Quería gritar, decirle la verdad, mostrarle las heridas abiertas y supurantes en mi espalda. Pero entonces vi la expresión en su rostro cuando se giró. Era de un asco frío y duro. Estaba mirando más allá de mí, a través de mí. Pero el asco estaba destinado a mí.
La esperanza que ni siquiera sabía que albergaba se marchitó y murió.
De repente, Karla jadeó, agarrándose el estómago. -¡Oh! ¡El bebé!
El rostro de Álex se puso blanco de pánico. La tomó en brazos y corrió hacia el departamento de ginecología, su atención completamente en ella.
Chocó contra mí al pasar, tirándome al suelo. Mi cuerpo ya herido golpeó el duro linóleo con un ruido sordo y enfermizo.

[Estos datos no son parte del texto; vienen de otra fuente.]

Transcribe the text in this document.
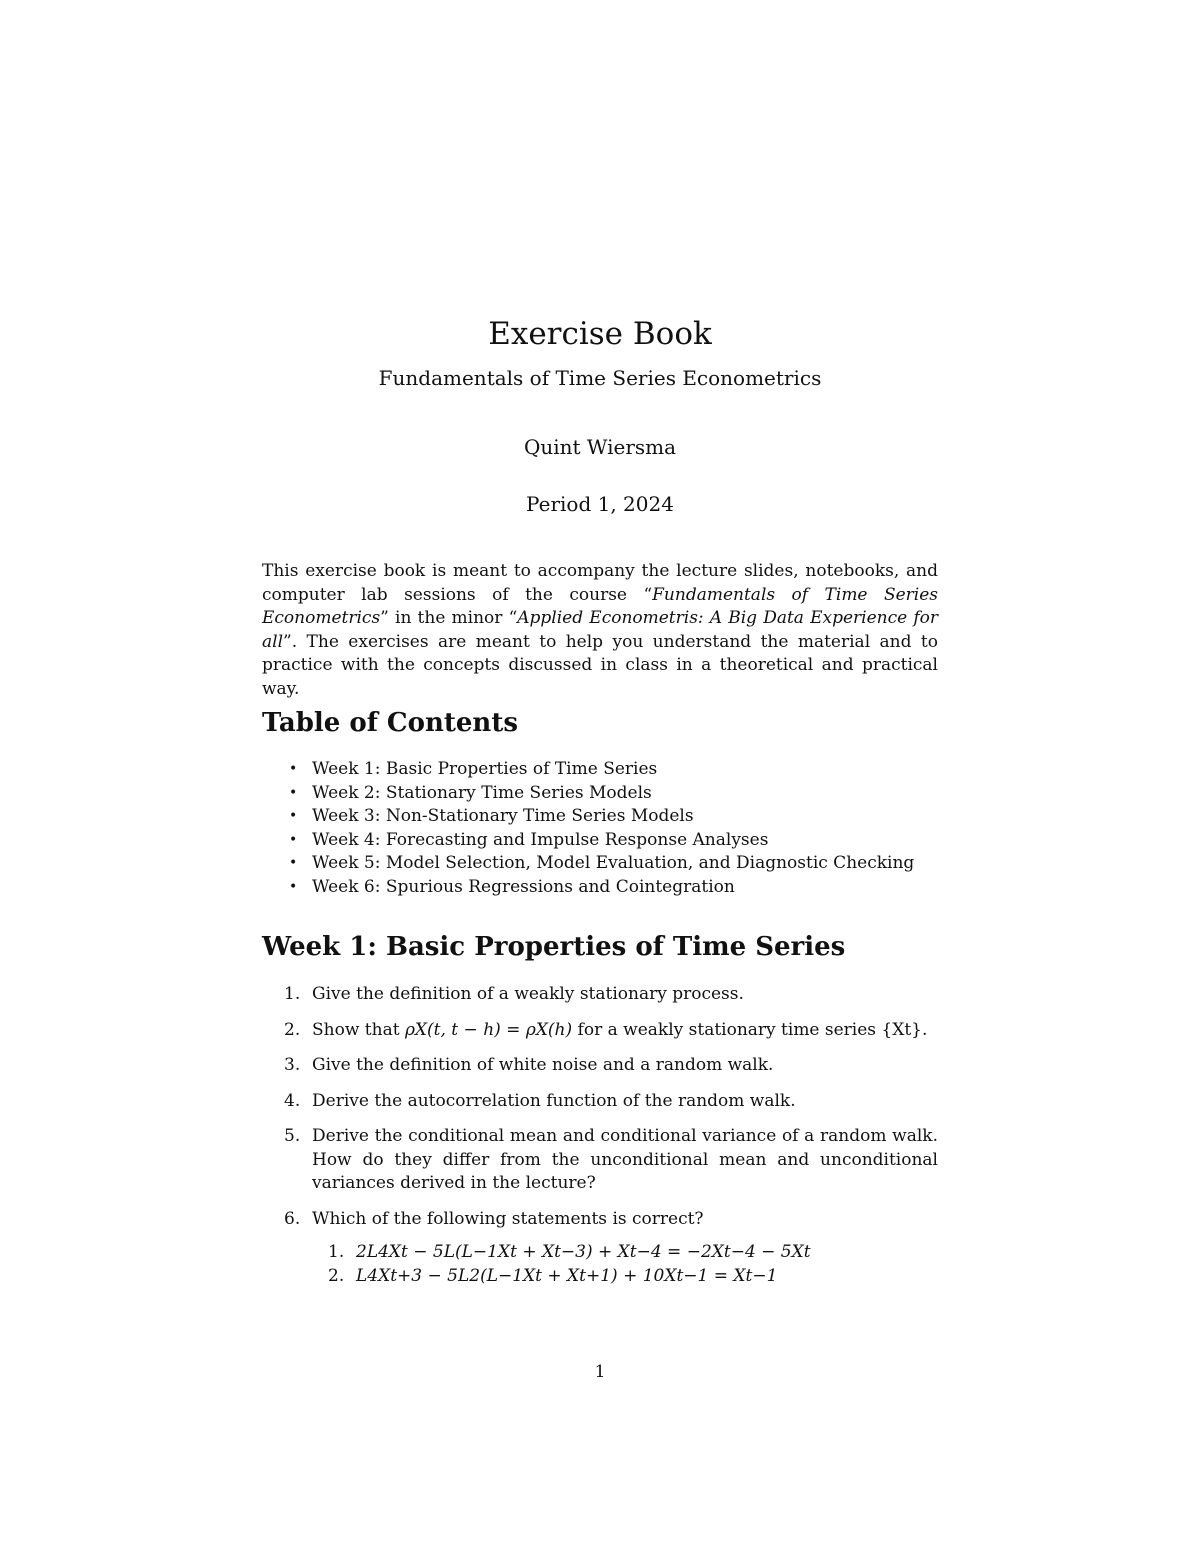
Exercise Book
Fundamentals of Time Series Econometrics
Quint Wiersma
Period 1, 2024

This exercise book is meant to accompany the lecture slides, notebooks, and computer lab sessions of the course “Fundamentals of Time Series Econometrics” in the minor “Applied Econometris: A Big Data Experience for all”. The exercises are meant to help you understand the material and to practice with the concepts discussed in class in a theoretical and practical way.

Table of Contents
• Week 1: Basic Properties of Time Series
• Week 2: Stationary Time Series Models
• Week 3: Non-Stationary Time Series Models
• Week 4: Forecasting and Impulse Response Analyses
• Week 5: Model Selection, Model Evaluation, and Diagnostic Checking
• Week 6: Spurious Regressions and Cointegration
Week 1: Basic Properties of Time Series
1. Give the definition of a weakly stationary process.
2. Show that ρX(t, t − h) = ρX(h) for a weakly stationary time series {Xt}.
3. Give the definition of white noise and a random walk.
4. Derive the autocorrelation function of the random walk.
5. Derive the conditional mean and conditional variance of a random walk. How do they differ from the unconditional mean and unconditional variances derived in the lecture?
6. Which of the following statements is correct?
1. 2L4Xt − 5L(L−1Xt + Xt−3) + Xt−4 = −2Xt−4 − 5Xt
2. L4Xt+3 − 5L2(L−1Xt + Xt+1) + 10Xt−1 = Xt−1
1
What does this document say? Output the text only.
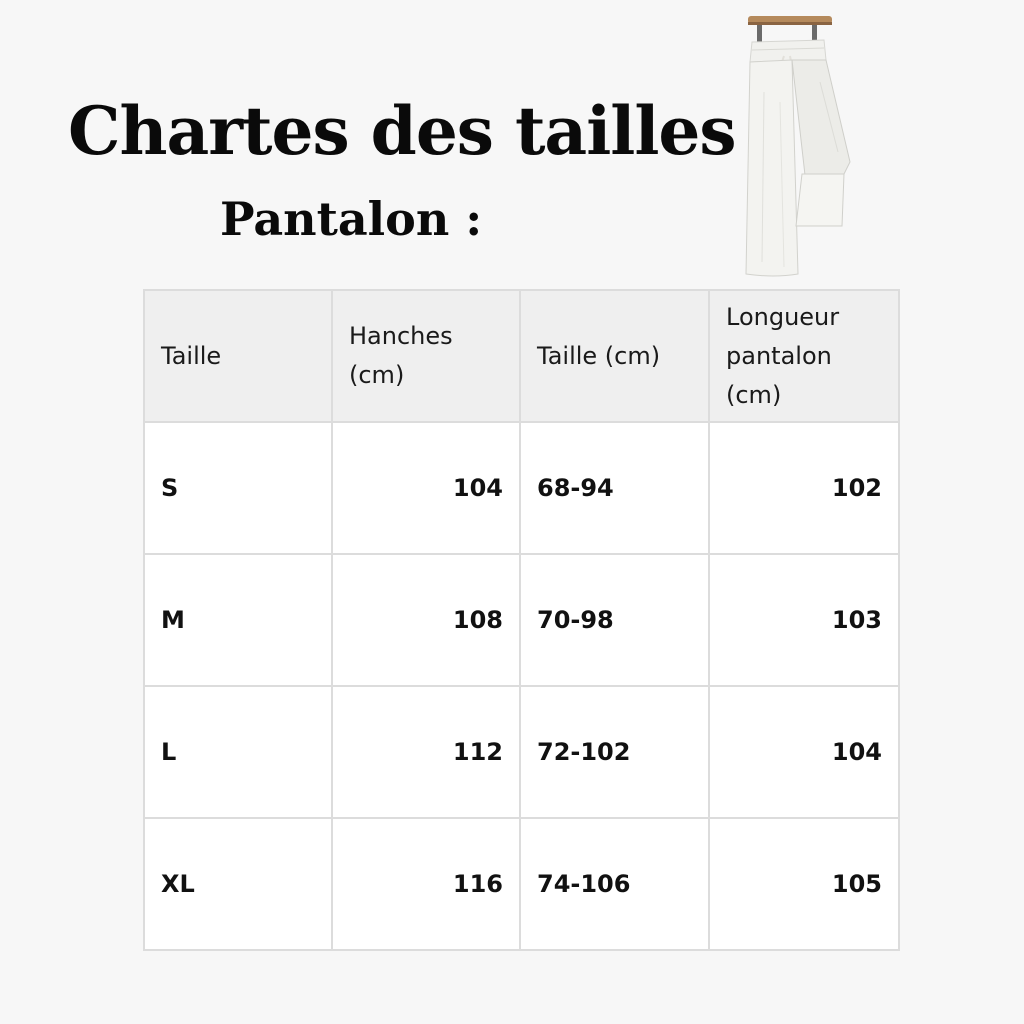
Chartes des tailles
Pantalon :
Taille	Hanches (cm)	Taille (cm)	Longueur pantalon (cm)
S	104	68-94	102
M	108	70-98	103
L	112	72-102	104
XL	116	74-106	105
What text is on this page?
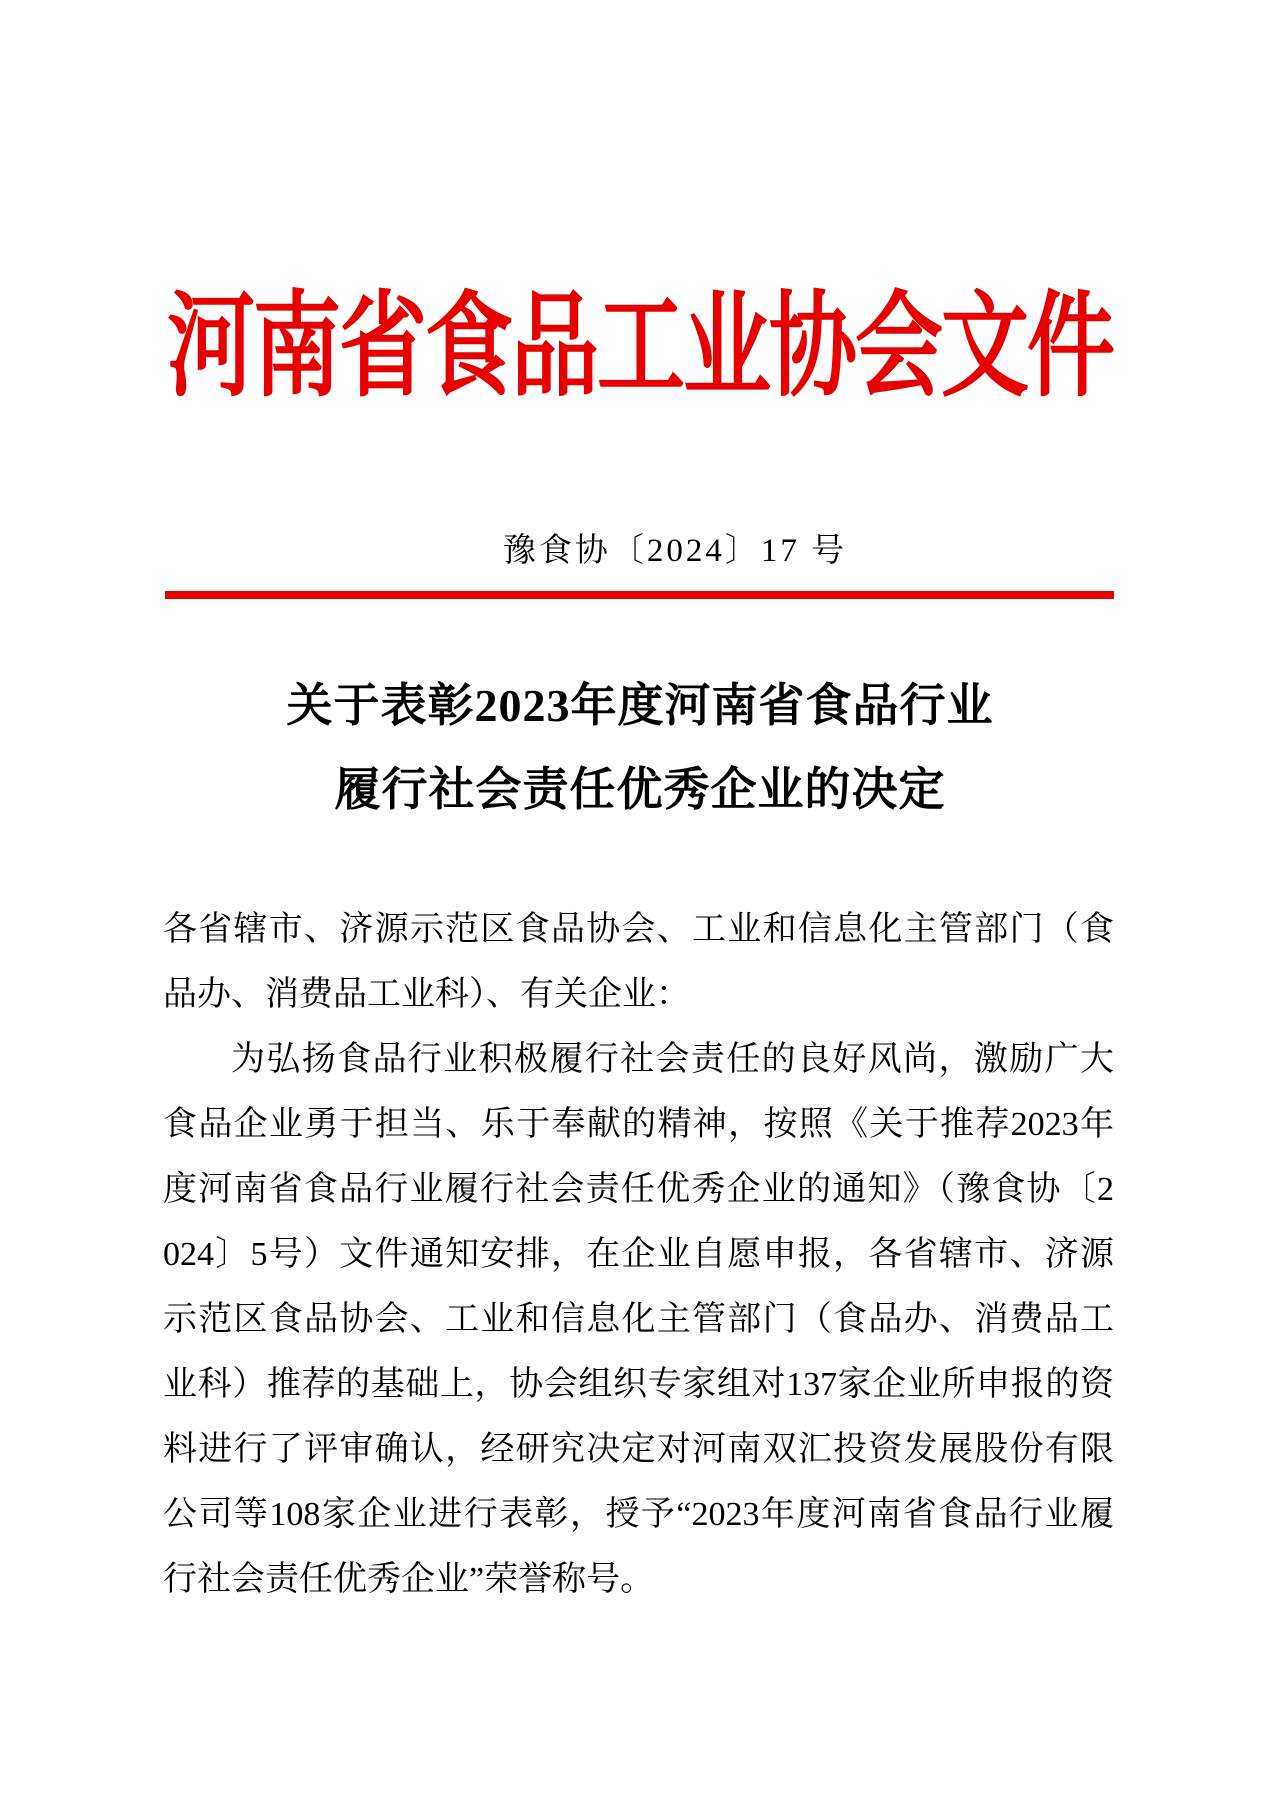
河南省食品工业协会文件
豫食协〔2024〕17 号
关于表彰2023年度河南省食品行业
履行社会责任优秀企业的决定
各省辖市、济源示范区食品协会、工业和信息化主管部门（食
品办、消费品工业科）、有关企业：
为弘扬食品行业积极履行社会责任的良好风尚，激励广大
食品企业勇于担当、乐于奉献的精神，按照《关于推荐2023年
度河南省食品行业履行社会责任优秀企业的通知》（豫食协〔2
024〕5号）文件通知安排，在企业自愿申报，各省辖市、济源
示范区食品协会、工业和信息化主管部门（食品办、消费品工
业科）推荐的基础上，协会组织专家组对137家企业所申报的资
料进行了评审确认，经研究决定对河南双汇投资发展股份有限
公司等108家企业进行表彰，授予“2023年度河南省食品行业履
行社会责任优秀企业”荣誉称号。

Ni siquiera miró hacia atrás.
Me quedé allí, una nueva ola de dolor recorriéndome, y observé su espalda mientras se alejaba.
Las otras personas en la fila me miraban con lástima y desdén. Me levanté, mis huesos gritando en protesta, y cojeé de regreso a mi lugar en la fila, mi corazón tan entumecido y frío como el suelo.